8. Derrick Henry, RB, Tennessee Titans
Henry is leading the league in rushing by a margin the size of the Pacific Ocean, but he’s also a running back on a middling 3-2 Titans team that recently lost to the Jets. He’s definitely a favorite for OPOY, but it's hard to win an MVP with those types of hurdles.
9. Patrick Mahomes, QB, Kansas City Chiefs
Kansas City is a hugely disappointing 2-3 and Mahomes is coming off arguably his worst ever game as a pro against Buffalo, but the Chiefs have already played the four toughest teams in the AFC through the first five weeks. Things will get easier and that’s when I’d expect Mahomes to climb this list.
10. Matthew Stafford, QB, Los Angeles Rams
After a sparkling start, some inconsistencies have shown up in Stafford’s game over the past few weeks, but there’s still zero doubt that he’s an immense upgrade over Jared Goff. As a great QB leading a 4-1 team, he simply has to be in the MVP conversation, even if he isn’t a ‘serious’ threat for the award yet.
11. Davante Adams, WR, Green Bay Packers
A wide receiver won’t win MVP, but Adams’ dominance is certainly putting him in the OPOY conversation.
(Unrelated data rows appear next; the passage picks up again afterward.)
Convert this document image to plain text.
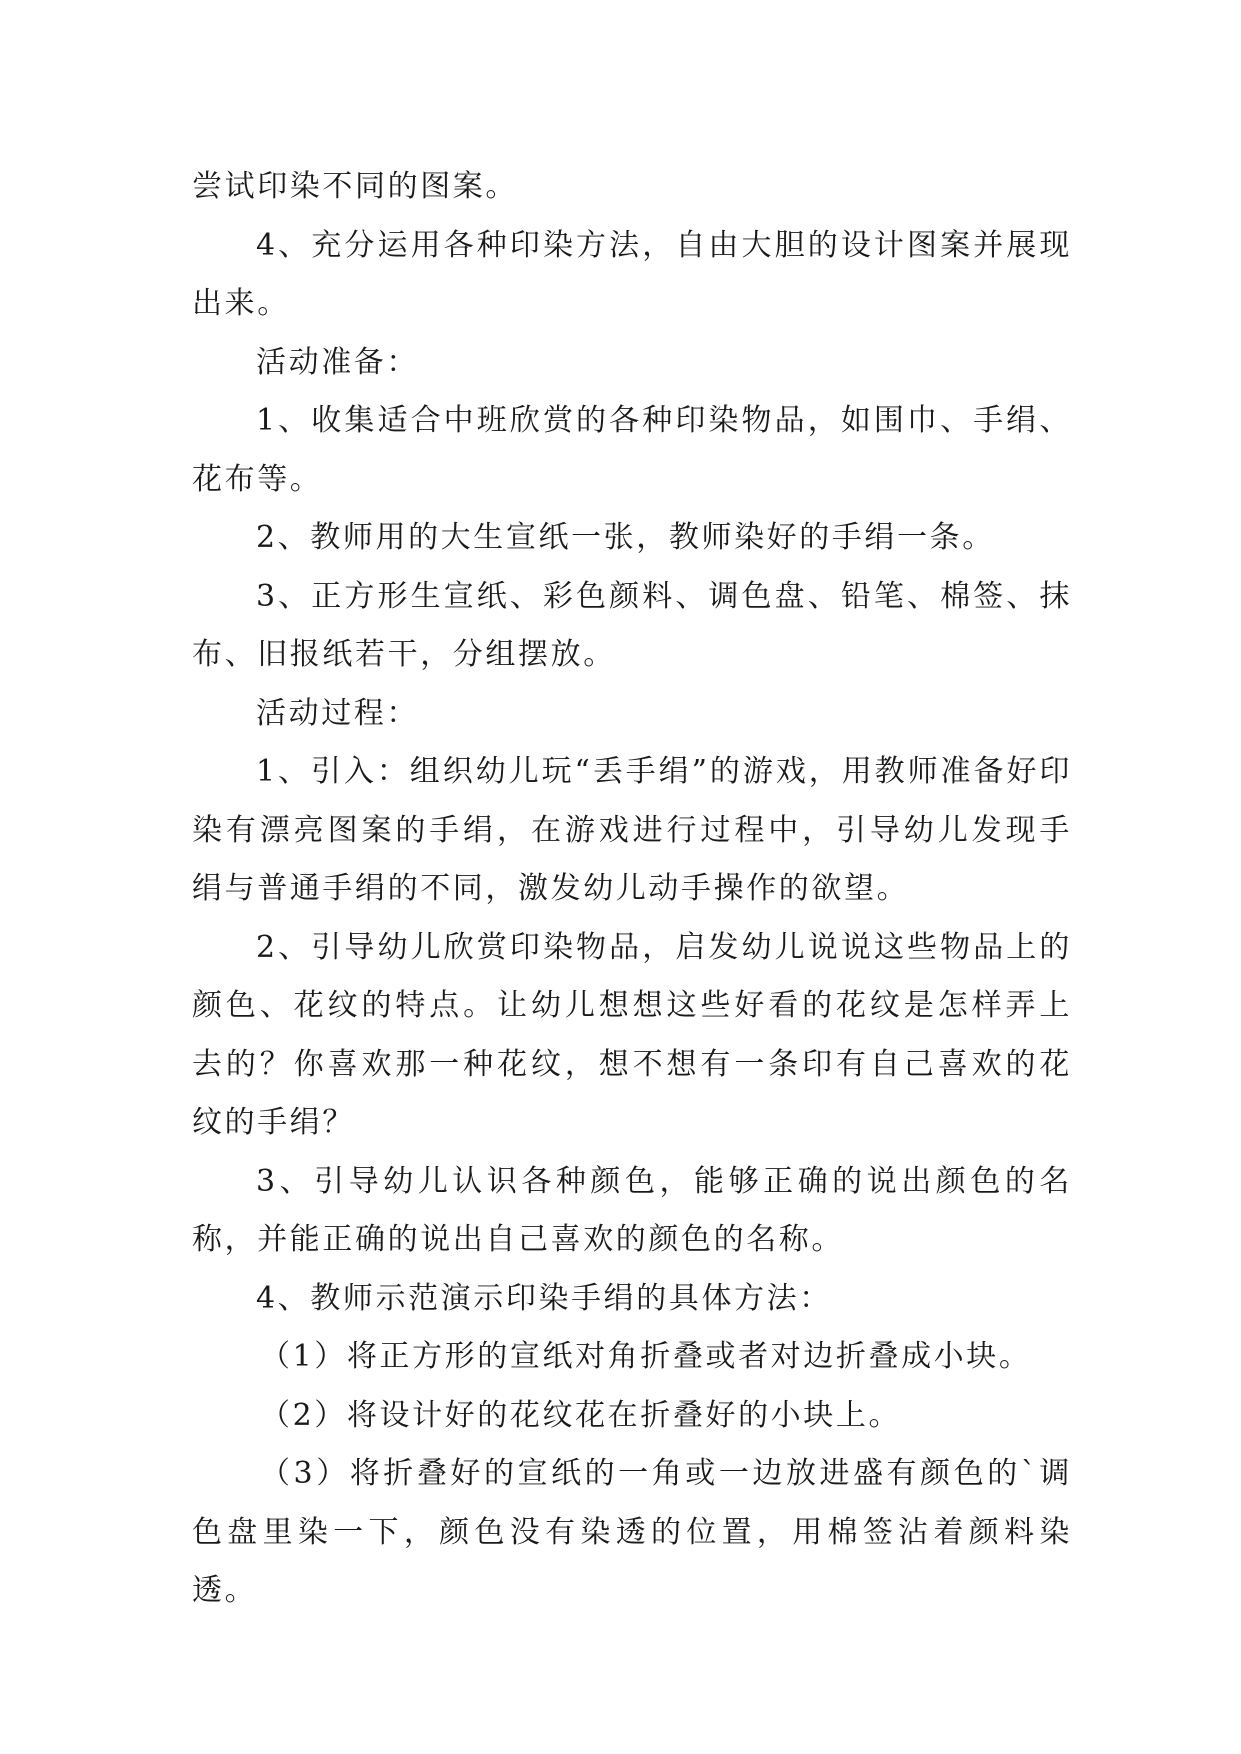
尝试印染不同的图案。

4、充分运用各种印染方法，自由大胆的设计图案并展现出来。

活动准备：

1、收集适合中班欣赏的各种印染物品，如围巾、手绢、花布等。

2、教师用的大生宣纸一张，教师染好的手绢一条。

3、正方形生宣纸、彩色颜料、调色盘、铅笔、棉签、抹布、旧报纸若干，分组摆放。

活动过程：

1、引入：组织幼儿玩“丢手绢”的游戏，用教师准备好印染有漂亮图案的手绢，在游戏进行过程中，引导幼儿发现手绢与普通手绢的不同，激发幼儿动手操作的欲望。

2、引导幼儿欣赏印染物品，启发幼儿说说这些物品上的颜色、花纹的特点。让幼儿想想这些好看的花纹是怎样弄上去的？你喜欢那一种花纹，想不想有一条印有自己喜欢的花纹的手绢？

3、引导幼儿认识各种颜色，能够正确的说出颜色的名称，并能正确的说出自己喜欢的颜色的名称。

4、教师示范演示印染手绢的具体方法：

（1）将正方形的宣纸对角折叠或者对边折叠成小块。

（2）将设计好的花纹花在折叠好的小块上。

（3）将折叠好的宣纸的一角或一边放进盛有颜色的`调色盘里染一下，颜色没有染透的位置，用棉签沾着颜料染透。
12. Justin Tucker, K, Baltimore Ravens
Okay, this is sort of a joke, but after watching 11 missed extra points on Sunday—as well as whatever that Green Bay vs. Cincinnati game was—I just want to fly to Baltimore and give Tucker a big hug. He’s a future Hall of Famer at an increasingly worsening position who has single-handedly won a game for a playoff contender this year. Not even many quarterbacks can say that.